= James Brownlow Yellowley =

American lawyer, farmer and politician

James Brownlow Yellowley (October 17, 1848 – 1914) was an American lawyer, farmer, and state legislator in Mississippi.

He was from Greenville, North Carolina the son of James Burroughs Yellowley and the grandson of Captain Edward Yellowley. His father James Burroughs Yellowley founded Ridgeland, Mississippi. He attended the University of North Carolina from 1866-1868. He lived in Madison, Mississippi.

In 1875, Henry R. Smith wrote about a meeting of Republicans that reached an agreement with Democrats in Madison County for a compromise ticket for the coming election which included Yellowley as a representative.
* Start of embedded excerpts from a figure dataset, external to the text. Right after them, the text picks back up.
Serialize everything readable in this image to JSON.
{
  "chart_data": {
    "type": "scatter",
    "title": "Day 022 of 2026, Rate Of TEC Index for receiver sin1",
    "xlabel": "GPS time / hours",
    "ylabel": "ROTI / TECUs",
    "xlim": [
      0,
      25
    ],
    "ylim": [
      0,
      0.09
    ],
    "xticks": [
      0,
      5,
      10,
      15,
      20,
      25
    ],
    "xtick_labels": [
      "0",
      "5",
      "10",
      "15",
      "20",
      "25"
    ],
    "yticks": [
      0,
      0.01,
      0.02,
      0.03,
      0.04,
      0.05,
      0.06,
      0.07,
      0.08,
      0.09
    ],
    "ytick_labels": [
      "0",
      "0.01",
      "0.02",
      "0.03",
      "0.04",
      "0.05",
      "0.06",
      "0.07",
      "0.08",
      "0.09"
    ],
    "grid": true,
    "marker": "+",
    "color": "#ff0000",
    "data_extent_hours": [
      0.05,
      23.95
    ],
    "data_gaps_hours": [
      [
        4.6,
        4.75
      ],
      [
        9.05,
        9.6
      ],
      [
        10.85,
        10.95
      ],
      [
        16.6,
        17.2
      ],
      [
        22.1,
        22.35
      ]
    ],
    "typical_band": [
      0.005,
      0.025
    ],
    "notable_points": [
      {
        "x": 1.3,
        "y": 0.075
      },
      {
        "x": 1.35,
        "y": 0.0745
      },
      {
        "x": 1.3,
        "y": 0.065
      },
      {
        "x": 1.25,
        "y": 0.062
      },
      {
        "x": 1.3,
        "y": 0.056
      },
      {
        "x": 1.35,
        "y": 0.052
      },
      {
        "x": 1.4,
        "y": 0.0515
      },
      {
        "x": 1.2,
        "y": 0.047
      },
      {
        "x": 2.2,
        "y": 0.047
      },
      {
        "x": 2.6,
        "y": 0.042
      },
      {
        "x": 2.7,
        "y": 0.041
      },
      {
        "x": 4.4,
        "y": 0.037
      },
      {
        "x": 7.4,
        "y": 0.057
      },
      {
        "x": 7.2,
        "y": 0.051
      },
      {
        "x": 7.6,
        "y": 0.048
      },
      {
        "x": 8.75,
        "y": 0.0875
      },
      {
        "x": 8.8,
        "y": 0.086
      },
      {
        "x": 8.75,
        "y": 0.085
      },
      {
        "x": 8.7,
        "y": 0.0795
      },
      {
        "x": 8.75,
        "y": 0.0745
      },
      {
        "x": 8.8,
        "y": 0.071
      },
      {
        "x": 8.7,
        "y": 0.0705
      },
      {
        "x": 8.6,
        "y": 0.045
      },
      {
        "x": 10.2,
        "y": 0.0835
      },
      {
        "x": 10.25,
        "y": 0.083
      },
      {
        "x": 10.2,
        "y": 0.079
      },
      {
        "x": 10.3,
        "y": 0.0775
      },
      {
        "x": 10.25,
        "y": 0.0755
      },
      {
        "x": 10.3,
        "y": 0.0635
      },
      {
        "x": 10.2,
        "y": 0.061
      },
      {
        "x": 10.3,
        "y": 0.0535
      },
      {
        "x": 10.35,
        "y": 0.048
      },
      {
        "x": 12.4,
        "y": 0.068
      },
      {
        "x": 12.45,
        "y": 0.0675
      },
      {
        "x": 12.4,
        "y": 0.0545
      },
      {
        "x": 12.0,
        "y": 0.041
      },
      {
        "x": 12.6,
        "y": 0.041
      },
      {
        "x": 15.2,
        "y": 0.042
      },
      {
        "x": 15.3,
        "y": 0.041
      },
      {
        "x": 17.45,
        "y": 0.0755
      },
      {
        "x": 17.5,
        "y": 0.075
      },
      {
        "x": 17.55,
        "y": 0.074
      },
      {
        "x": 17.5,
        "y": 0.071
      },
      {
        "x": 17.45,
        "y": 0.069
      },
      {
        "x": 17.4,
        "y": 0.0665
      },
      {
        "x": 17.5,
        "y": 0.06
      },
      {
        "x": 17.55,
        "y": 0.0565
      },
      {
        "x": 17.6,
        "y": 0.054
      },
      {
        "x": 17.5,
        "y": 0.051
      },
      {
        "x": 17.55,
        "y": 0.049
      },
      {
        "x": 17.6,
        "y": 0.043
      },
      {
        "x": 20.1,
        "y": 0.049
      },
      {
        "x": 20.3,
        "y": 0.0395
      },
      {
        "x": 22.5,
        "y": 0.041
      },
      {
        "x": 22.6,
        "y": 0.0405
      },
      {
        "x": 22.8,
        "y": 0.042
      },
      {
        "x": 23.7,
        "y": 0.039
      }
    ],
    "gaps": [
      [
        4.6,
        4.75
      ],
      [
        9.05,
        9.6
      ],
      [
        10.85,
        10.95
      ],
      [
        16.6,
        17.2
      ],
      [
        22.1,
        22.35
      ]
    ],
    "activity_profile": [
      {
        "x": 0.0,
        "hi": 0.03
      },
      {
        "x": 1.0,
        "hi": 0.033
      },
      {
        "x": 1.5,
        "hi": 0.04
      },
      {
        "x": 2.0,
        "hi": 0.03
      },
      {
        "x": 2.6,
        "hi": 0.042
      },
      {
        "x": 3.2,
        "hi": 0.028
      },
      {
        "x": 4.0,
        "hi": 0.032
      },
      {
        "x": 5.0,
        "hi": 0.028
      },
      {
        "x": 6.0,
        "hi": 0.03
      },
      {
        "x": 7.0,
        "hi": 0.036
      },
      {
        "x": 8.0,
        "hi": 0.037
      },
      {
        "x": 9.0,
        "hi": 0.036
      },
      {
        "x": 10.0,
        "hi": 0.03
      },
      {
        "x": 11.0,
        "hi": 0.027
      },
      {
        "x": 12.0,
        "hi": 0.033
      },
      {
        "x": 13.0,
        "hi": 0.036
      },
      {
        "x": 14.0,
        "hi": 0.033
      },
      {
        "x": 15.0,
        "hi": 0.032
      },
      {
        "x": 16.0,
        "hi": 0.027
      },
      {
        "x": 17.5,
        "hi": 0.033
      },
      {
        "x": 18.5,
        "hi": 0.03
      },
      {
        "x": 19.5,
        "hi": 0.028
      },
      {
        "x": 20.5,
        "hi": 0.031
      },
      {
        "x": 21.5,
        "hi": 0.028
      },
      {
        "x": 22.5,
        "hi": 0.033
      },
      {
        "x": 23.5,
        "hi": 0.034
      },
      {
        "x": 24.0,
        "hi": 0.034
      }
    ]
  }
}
He was elected to represent Madison County as a Democrat in the Mississippi House of Representatives in 1875 for the session starting 1876. He was the Republican nominee for Lieutenant Governor in 1881 and for a congressional seat in 1884. He was a spokesman for a grange.

Yellowley chaired a committee investigating the conduct of T. W. Cardozo.
He was a trustee at Tougaloo College.

He attended the 1908 Republican National Convention.

His extended family has been written about. He grew grapes, strawberries, and asparagus. He had a son Edward C. Yellowley (1873–1962) who became an enforcement agent for the Internal Revenue Service. He was named after Edward Clements Yellowley who was J. B. Yellowley's uncle.